В первом случае умственное оскудение может со временем все функции общественной жизни извратить и довести до негодности; во втором — это оскудение настигнет лишь те слои общества, которые, за свое дурное поведение, окажутся вполне того заслуживающими.
Но даже в этом последнем, смягченном виде умственная атрофия представляется далеко не безопасною. Ежели знаменосцы белиберды и не настолько сильны, чтобы пропитать бессмыслицей весь общественный организм, то все-таки у них имеется в руках целая номенклатура мелких уколов, с помощью которых представляется возможность сделать массу частного зла. У нас это частное зло как будто даже и в счет не идет. Исчез человек, наложил на себя руки, дошел до последней степени отчаяния — велика важность! Нам надо целую уйму погибших людей, чтобы встревожиться и признать в этом факте достойное внимания явление…

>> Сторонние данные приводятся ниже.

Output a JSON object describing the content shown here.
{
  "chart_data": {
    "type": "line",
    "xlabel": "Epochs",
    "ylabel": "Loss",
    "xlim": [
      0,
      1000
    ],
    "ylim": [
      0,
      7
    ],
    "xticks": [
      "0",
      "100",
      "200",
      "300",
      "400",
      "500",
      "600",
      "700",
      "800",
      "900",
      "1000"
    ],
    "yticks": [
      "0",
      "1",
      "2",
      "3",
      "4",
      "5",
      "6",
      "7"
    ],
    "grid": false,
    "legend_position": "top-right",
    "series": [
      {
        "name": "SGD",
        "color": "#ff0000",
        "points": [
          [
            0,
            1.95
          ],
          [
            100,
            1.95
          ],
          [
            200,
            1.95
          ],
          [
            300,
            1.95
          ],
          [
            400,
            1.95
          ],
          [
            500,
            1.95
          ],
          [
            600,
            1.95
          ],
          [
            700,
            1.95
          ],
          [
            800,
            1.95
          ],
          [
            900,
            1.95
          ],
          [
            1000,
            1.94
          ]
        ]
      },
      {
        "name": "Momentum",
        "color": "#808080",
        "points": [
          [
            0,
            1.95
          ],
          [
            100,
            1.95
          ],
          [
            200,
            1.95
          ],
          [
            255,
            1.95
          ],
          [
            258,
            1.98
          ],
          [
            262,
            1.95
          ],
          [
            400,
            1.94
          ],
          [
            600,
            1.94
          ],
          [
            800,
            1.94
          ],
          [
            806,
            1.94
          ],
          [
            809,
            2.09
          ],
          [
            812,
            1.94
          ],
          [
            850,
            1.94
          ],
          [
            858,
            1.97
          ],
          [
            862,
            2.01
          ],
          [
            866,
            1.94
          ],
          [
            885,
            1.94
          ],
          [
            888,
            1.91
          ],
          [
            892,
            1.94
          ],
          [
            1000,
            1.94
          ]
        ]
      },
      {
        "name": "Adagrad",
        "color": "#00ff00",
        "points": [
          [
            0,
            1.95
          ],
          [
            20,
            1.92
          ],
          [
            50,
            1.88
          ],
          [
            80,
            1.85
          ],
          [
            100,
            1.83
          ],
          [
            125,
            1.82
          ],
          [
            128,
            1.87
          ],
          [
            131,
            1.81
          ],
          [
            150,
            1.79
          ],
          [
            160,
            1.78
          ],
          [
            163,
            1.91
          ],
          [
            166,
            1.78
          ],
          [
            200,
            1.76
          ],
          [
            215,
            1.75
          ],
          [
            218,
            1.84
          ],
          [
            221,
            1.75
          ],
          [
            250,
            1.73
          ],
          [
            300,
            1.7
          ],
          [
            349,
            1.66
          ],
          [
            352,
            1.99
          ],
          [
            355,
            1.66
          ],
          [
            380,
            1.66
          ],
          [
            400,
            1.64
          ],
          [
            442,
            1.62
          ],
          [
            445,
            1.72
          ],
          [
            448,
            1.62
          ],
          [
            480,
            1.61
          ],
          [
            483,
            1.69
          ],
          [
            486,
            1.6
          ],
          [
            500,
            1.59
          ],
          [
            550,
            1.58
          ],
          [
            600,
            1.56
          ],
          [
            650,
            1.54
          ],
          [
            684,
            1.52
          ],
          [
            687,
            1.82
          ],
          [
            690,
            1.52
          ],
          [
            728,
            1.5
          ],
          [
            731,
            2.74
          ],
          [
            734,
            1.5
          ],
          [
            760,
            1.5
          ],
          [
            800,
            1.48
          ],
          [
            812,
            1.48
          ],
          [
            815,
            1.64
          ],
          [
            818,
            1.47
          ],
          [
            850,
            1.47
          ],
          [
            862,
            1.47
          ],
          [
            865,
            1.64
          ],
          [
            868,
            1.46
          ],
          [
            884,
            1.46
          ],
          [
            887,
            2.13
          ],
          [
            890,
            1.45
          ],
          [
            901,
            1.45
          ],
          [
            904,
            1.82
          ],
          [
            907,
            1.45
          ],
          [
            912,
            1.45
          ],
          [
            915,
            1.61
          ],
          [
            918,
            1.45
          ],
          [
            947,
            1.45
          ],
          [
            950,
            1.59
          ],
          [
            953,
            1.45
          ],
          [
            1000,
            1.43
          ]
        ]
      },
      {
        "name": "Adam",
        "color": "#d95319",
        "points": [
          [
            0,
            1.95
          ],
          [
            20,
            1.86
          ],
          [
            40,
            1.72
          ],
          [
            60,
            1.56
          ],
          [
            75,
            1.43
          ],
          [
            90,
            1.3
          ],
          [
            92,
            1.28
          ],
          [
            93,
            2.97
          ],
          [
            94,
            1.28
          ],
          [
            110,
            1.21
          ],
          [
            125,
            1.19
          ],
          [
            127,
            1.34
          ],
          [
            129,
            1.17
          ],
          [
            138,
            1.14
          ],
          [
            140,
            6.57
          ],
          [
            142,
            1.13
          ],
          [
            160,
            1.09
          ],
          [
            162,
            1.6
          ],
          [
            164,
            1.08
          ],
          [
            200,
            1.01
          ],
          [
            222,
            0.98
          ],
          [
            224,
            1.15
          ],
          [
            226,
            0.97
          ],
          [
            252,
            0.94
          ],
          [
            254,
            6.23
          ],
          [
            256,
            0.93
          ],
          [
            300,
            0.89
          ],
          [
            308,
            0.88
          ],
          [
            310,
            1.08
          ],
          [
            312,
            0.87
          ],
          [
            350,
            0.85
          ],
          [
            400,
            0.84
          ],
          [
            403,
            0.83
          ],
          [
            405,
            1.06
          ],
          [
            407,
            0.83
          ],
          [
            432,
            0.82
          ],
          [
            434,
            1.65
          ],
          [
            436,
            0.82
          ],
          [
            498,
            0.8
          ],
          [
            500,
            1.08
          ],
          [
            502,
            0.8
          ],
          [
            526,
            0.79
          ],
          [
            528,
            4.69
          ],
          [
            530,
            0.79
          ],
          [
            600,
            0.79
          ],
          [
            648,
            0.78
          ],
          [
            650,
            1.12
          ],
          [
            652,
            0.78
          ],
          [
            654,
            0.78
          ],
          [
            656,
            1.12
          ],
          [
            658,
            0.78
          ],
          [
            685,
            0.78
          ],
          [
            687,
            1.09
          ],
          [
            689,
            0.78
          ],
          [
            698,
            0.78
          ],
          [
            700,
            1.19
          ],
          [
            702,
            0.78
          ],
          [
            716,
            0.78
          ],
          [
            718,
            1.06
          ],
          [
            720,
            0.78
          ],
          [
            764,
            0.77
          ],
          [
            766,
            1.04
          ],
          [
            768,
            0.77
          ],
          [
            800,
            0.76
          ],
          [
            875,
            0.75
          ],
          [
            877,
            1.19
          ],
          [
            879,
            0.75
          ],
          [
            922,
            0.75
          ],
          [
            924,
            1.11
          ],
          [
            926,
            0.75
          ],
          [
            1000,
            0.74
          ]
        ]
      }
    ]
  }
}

Ах, господа, господа! согласитесь, однако, что и единичный человек — все-таки человек! В мире червей, конечно, не особенно существенно, если раздавлен какой-то один червяк. На червяка наступают нечаянно, да и ему самому быть раздавленным не так больно, потому что он ничего не предвидит и, следовательно, ни к чему не готовится. Но человек сознает и предусматривает; он видит ногу, которая занесена над ним, он знает, зачем она занесена, и зрелище это, несомненно, должно породить в нем соответствующие ощущения. Какие?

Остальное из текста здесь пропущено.